音源⇨ https://eggs.mu/artist/roughblue

図書館に「ショーケン最終章」があることを知って、順番を待って借りた。

買えば1500円っつーことで、本屋でクレジットカードを使って買ってポイント還元を受けたらなんぼかポイントがついて、いずれなんぼか得するんでしょうが、図書館はハナっからタダです。

ありがてえ、ありがって。

 

でもいくらタダだからって、読み散らかしちゃいまぜんぜ。

少なくとも伊集院さんとか、この本みたいにずっと読みたいと思ってた本は。

 

 

で、読んで、ものすごく驚いた。ままままままま、真面目!!くっそマジメ!

というのも、実は俺、ショーケンのことを、

 

   演技すれば天才!

   歌えば神!

 

と、そのように認識しておったわけで。

 

  

 

つまりショーケンにとって演技なんてのは、

感じたままに自然にやれば、ただそれだけで、完全なほどにナチュラルな、

個性たっぷりの人物がそこに立ち現われ、自由奔放に動き回る、

そんなふうにこなされてきたものだと思ってたわけで。

ところが。

なんてこった、これほどまでにどっぷり頭から突っ込んでいって、全身どっぷり浸かりこんで、

それでも納得がいかずに、彼のくそ真面目さについていけない監督や脚本家に、

まさに魂のぶつかり合いのような話し合いを挑んでいく、そんな人だったとは。

 

 

そして時としてショーケンは、ご存じのように、周囲となにかと衝突する人でした。

でも、実はショーケンのほうからぶつかっていくなんてのは実にごく稀で、

たいがいはあっち側からけしかけてきた、ってことで。

最大の敵は、やはりマスコミ。

異端児ショーケン、というレッテルを利用してどんどん書きたてれば週刊誌が売れるってわけで。

テレビも喜ぶってわけで。

それを逆手にとって叩き売るマネージャー。

ついでに迷い込んできてショーケンを貶める「映画製作サギ」。

 

いやあ、実は秋吉久美子となんて全然喧嘩なんてしてなかったとは。

反社会的なんとかを送りこんできたのは製作会社側だったとは。

まいっちゃうよね、これじゃ。

で、どんどん消耗していくショーケン……萩原健一……萩原敬三。

でも。

 

 

 

60にして出会えた最後の伴侶が、本当の意味で「人生の伴侶」だったことが

ファンの一人としても本当にうれしい。

 

 

 

Thank You My Dear Kenichi.....

 

実はまだ半分も読んでないんで。

まだまだどんどん面白いことになりそうで。

 

 

 

県民会館で見たの、何年だったっけなあ。

至福の高みを感じられたあの夜。

いまだに「最高のライヴ」です。

 

 

後日読了

 

「ショーケン最終章」読了。 

これくらい必死でやんなきゃダメなんだよ。

 そう言われた気がした。 

歌も役者も必死で取り組んでいた人は、 まだ全然自分に飽きてなかった。 

自分に、飽きてなかった。

まだまだやることがあった。

 

 

 

☆ ★ ☆ ★ ☆

 

 

 

2005年、『透光の樹』降板後の恐喝事件

降板理由に秋吉久美子は関係ない。一度リハも実施した。

事の発端はプロデューサーから、ある政治家が参加するゴルフパーティーに出席するよう求められたことにある。契約にそうしたサービスは盛り込まれていなかったため出席を拒否した。そこから製作サイドとの関係が悪化。最終的に降板。

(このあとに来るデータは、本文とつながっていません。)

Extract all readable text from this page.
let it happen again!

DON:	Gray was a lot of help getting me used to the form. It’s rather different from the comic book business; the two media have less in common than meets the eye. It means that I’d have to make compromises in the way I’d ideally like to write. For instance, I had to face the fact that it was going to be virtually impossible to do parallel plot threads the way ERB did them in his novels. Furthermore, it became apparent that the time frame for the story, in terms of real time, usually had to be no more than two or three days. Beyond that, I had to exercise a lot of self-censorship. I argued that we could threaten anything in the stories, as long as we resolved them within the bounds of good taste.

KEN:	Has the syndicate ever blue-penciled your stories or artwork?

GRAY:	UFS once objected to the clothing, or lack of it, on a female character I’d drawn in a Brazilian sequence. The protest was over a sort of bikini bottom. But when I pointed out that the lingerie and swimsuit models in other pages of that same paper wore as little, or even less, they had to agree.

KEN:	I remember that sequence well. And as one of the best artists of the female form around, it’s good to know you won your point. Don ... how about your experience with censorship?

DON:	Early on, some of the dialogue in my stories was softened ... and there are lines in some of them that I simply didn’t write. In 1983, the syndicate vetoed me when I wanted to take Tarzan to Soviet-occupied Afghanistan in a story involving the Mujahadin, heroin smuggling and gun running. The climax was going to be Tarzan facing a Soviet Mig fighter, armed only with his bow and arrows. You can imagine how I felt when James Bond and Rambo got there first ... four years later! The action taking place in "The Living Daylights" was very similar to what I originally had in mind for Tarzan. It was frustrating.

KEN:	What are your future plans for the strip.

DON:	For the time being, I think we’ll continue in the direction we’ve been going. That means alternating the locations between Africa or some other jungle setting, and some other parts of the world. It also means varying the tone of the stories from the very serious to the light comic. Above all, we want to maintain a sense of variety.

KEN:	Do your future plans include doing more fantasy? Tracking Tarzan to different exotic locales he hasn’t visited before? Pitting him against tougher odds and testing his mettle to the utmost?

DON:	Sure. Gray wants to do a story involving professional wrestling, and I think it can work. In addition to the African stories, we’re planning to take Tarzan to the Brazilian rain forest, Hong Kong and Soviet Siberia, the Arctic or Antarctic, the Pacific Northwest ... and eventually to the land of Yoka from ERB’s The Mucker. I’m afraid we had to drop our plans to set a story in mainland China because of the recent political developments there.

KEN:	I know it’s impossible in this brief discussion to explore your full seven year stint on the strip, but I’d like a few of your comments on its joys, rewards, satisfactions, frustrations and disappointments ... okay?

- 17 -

映画完成後、初日のロードショーを迎えた際、自宅に「示談屋」を名乗る2人が来訪。一人はスーツ、もう一人は見るからにそれふうの若者。

「映画の件で話をつけようと伺いました」と切り出される。

「すみません、名刺をいただけますか」と応じた。

和紙製の名刺には有名な指定暴力団の組名。

プロデューサーの携帯に電話し、名刺にあった暴力団の名前を告げ、

「契約通りにちゃんと払ってほしい。あなたたちがあんな手を使うとはどういうことか? それならこちらにも考えがある……」と言う。

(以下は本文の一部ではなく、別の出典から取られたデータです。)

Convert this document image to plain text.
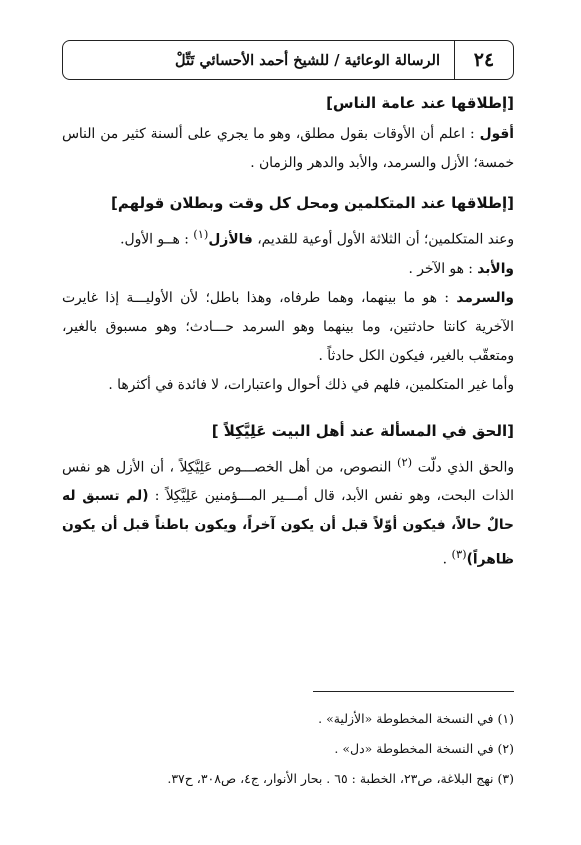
٢٤
الرسالة الوعائية / للشيخ أحمد الأحسائي تَتِّلْ
[إطلاقها عند عامة الناس]

أقول : اعلم أن الأوقات بقول مطلق، وهو ما يجري على ألسنة كثير من الناس خمسة؛ الأزل والسرمد، والأبد والدهر والزمان .

[إطلاقها عند المتكلمين ومحل كل وقت وبطلان قولهم]

وعند المتكلمين؛ أن الثلاثة الأول أوعية للقديم، فالأزل$^{(١)}$ : هــو الأول.

والأبد : هو الآخر .

والسرمد : هو ما بينهما، وهما طرفاه، وهذا باطل؛ لأن الأوليـــة إذا غايرت الآخرية كانتا حادثتين، وما بينهما وهو السرمد حـــادث؛ وهو مسبوق بالغير، ومتعقّب بالغير، فيكون الكل حادثاً .

وأما غير المتكلمين، فلهم في ذلك أحوال واعتبارات، لا فائدة في أكثرها .

[الحق في المسألة عند أهل البيت عَلِيَّكِلاً ]

والحق الذي دلّت $^{(٢)}$ النصوص، من أهل الخصـــوص عَلِيَّكِلاً ، أن الأزل هو نفس الذات البحت، وهو نفس الأبد، قال أمـــير المـــؤمنين عَلِيَّكِلاً : (لم تسبق له حالٌ حالاً، فيكون أوّلاً قبل أن يكون آخراً، ويكون باطناً قبل أن يكون ظاهراً)$^{(٣)}$ .

(١) في النسخة المخطوطة «الأزلية» .

(٢) في النسخة المخطوطة «دل» .

(٣) نهج البلاغة، ص٢٣، الخطبة : ٦٥ . بحار الأنوار، ج٤، ص٣٠٨، ح٣٧.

一審判決で、「示談屋が来た」という主張は「信用できない」として認められず、弁護士は控訴を勧めてきたが、当時は同時に離婚調停も抱えていた。控訴すれば拘留が長引き、離婚の決着が遅れる。再出発に向けて力も蓄えておきたい。結局控訴せず、有罪判決が確定、離婚が成立。

 

☆ ★ ☆ ★ ☆

 

ブラウン管の向こうにいる受け手のほうに芝居を届けたいといつも思っていた。たとえ送り手側の人間に理解されなくても、トラブルメーカーと言われても、それが視聴者に支持されたり、再放送で人気が出たりした時、自分の感性が時代と響き合っていると実感できた。

 

☆ ★ ☆ ★ ☆

 

蜷川幸雄さんはこんなふうに語ってくれた。

「世界的にはマーロン・ブランドやジェームス・ディーンが一連の屈折を表現した。ショーケンは日本で初めてそれを持ち込んで、時代の若者の鬱屈を鮮やかに表現した。……でもやっぱり孤立するんだよな」

自分をアウトサイダーだと思ったことはない。私生活上のスキャンダルとドラマのキャラクターをダブらせて、世間がレッテルを貼ったに過ぎない。それもまた、時代が求めていたものなのかもしれない。

 

 ☆ ★ ☆ ★ ☆

 

大麻不法所持で逮捕された時に取り調べに当った刑事さんと、30年近くたって(東日本大震災直前に)再会したら、「俺のこと恨んでるだろ」と言われた。あの時はドラッグに頼っていて、このままだと長生きできないだろうと思っていた。そんな時の逮捕だったから、「ああ、よかった。これで断ち切れる」と心底思っていた。だから「感謝してるんだよ」と言った。すると彼はうわーっと声を上げて泣き、崩れ落ちた。「俺はすごく後悔してたんだ。あの逮捕は『見せしめ』だった。あなたは仲間を守って黙秘を続けただろ。自分が捕まえた人間はほとんどが全員、社会に復帰できていないんだ。でもあなたは元気に復活してくれて……」

そんな思いを抱いて、これまで生きてきたんだろうか。わたしにひとこと謝りたくて食事に誘ってくれたんだろうか。ああ、こころのきれいな人なんだな。そう思った。

 

☆ ★ ☆ ★ ☆

 

ボブ・ディランやキース・リチャーズ、ロジャー・ウォーターズ、我々が範としてきた世界のミュージシャンの新譜を聞くと、実に無理がない。成熟した余裕を感じる。

 

☆ ★ ☆ ★ ☆

 

萩原健一が知らない萩原健一がまだ自分の中にあるはずだ。自分もまだしらないけれど、それはたとえば人生の困難に直面した時に立ち現れる。病を得て、違う自分を発見したように。

まだ自分に飽きていない。

だからまた、違う自分に会える。